Ce dimanche, six candidat·es défendent le programme du Nouveau Front Populaire : iels s'appellent Yannick Monnet (0301, Moulins), Louise Héritier (0302, Montluçon), Marianne Maximi (6301, Clermont-Cournon), Christine Pirès Beaune (6302, Riom-Combrailles), Nicolas Bonnet (6303, Clermont-Montagne) et André Chassaigne (6305, Thiers-Ambert). Et dans les six autres circonscriptions (5 duels LR-RN et 1 duel RN-Ensemble), pas une voix ne doit bien sûr aller aux candidat·es de l'extrême droite.
[1] En 2022, la candidate RN habitait dans les Deux-Sèvres et n'avait pas mis les pieds dans la 1ère circonscription de l'Allier pendant la campagne : « Je ne peux pas me déplacer, pour des problèmes de dos, [mais] je connais bien l'Allier, mon compagnon vit à Bourbon-l'Archambault », avait alors déclaré à la presse locale Marie Cibert, qui avait raté le 2nd tour à 20 voix près.
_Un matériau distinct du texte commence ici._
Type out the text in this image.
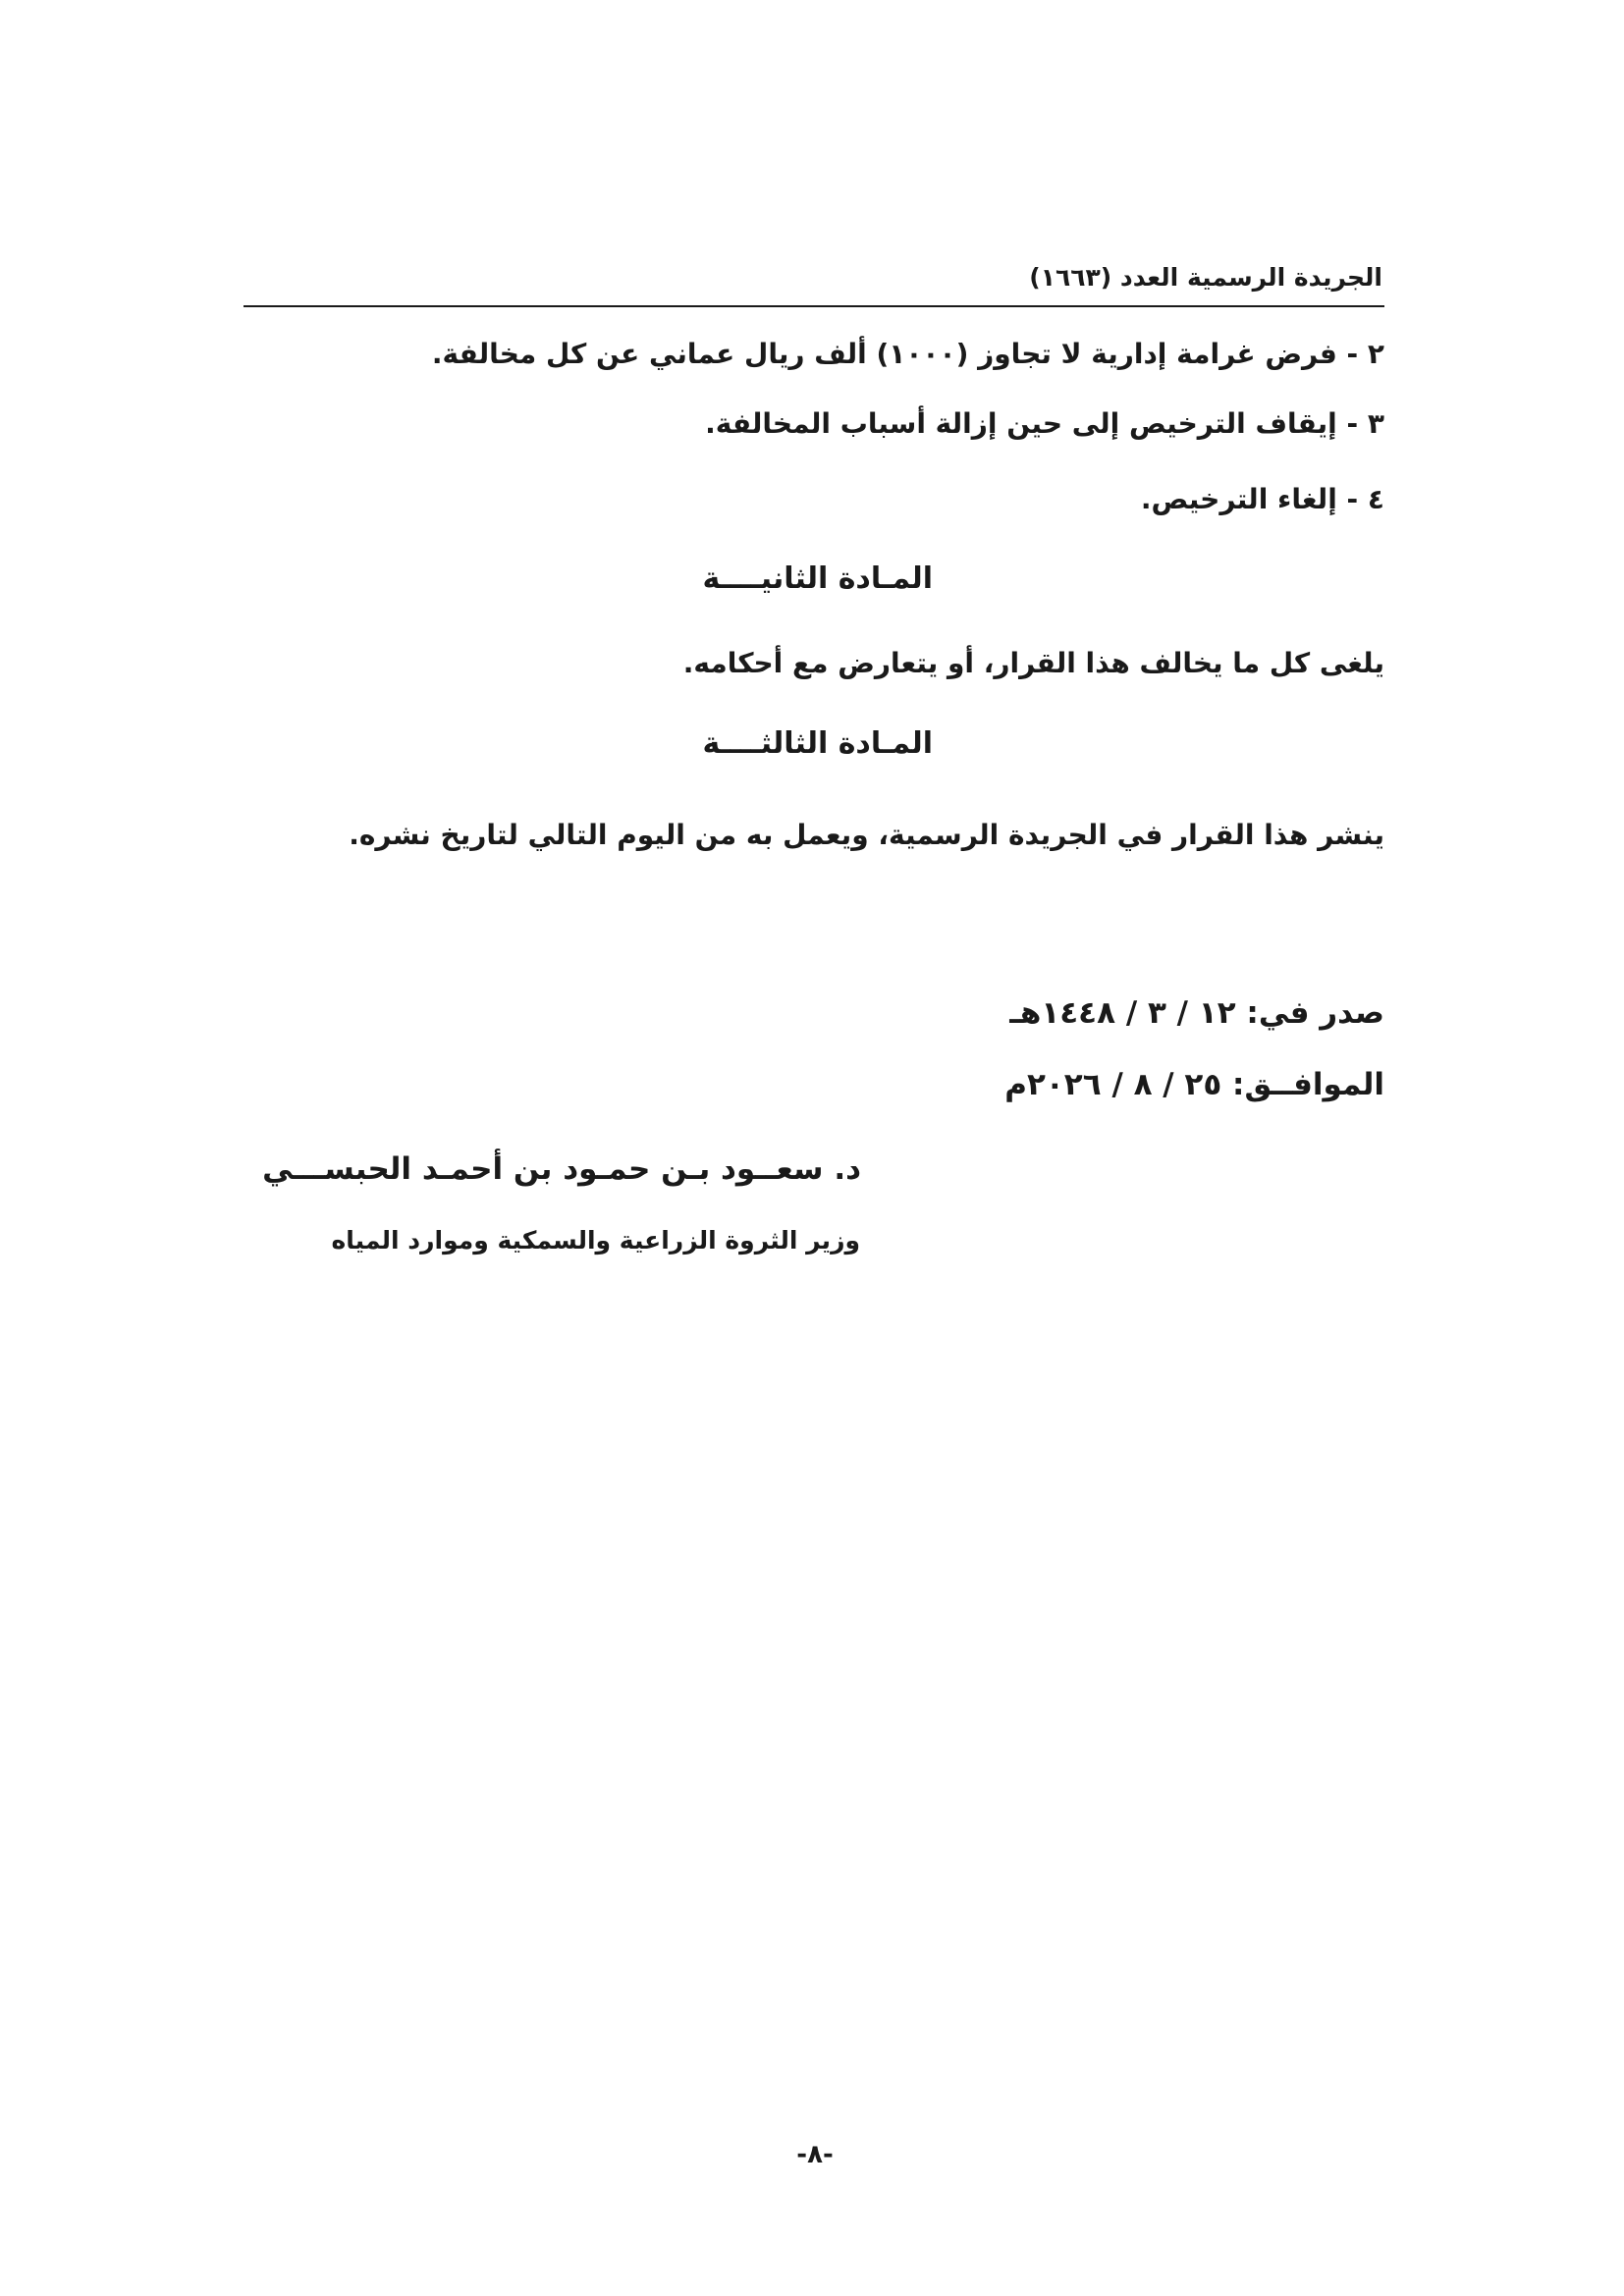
الجريدة الرسمية العدد (١٦٦٣)
٢ - فرض غرامة إدارية لا تجاوز (١٠٠٠) ألف ريال عماني عن كل مخالفة.
٣ - إيقاف الترخيص إلى حين إزالة أسباب المخالفة.
٤ - إلغاء الترخيص.
المـادة الثانيــــة
يلغى كل ما يخالف هذا القرار، أو يتعارض مع أحكامه.
المـادة الثالثــــة
ينشر هذا القرار في الجريدة الرسمية، ويعمل به من اليوم التالي لتاريخ نشره.
صدر في: ١٢ / ٣ / ١٤٤٨هـ
الموافــق: ٢٥ / ٨ / ٢٠٢٦م
د. سعــود بـن حمـود بن أحمـد الحبســـي
وزير الثروة الزراعية والسمكية وموارد المياه
-٨-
[2] Réactualisation du 5.07.2024 à 23h55 : le candidat RN de la 3e circonscription de l'Allier, Rémy Queney, rejoint la « Carte de la honte », suite à l'enquête que publie ce soir Mediapart à son sujet (elle peut être lue en accès libre tout le week-end). Titre de l'article : « Casseroles et sympathies royalistes : le détonnant diplomate candidat du RN à Vichy. » Il y a deux jours, M. Queney se félicitait sur son compte X que Le Canard enchaîné le présente comme l'un des deux hauts fonctionnaires du Quai d'Orsay à avoir fait « leur coming out RN ».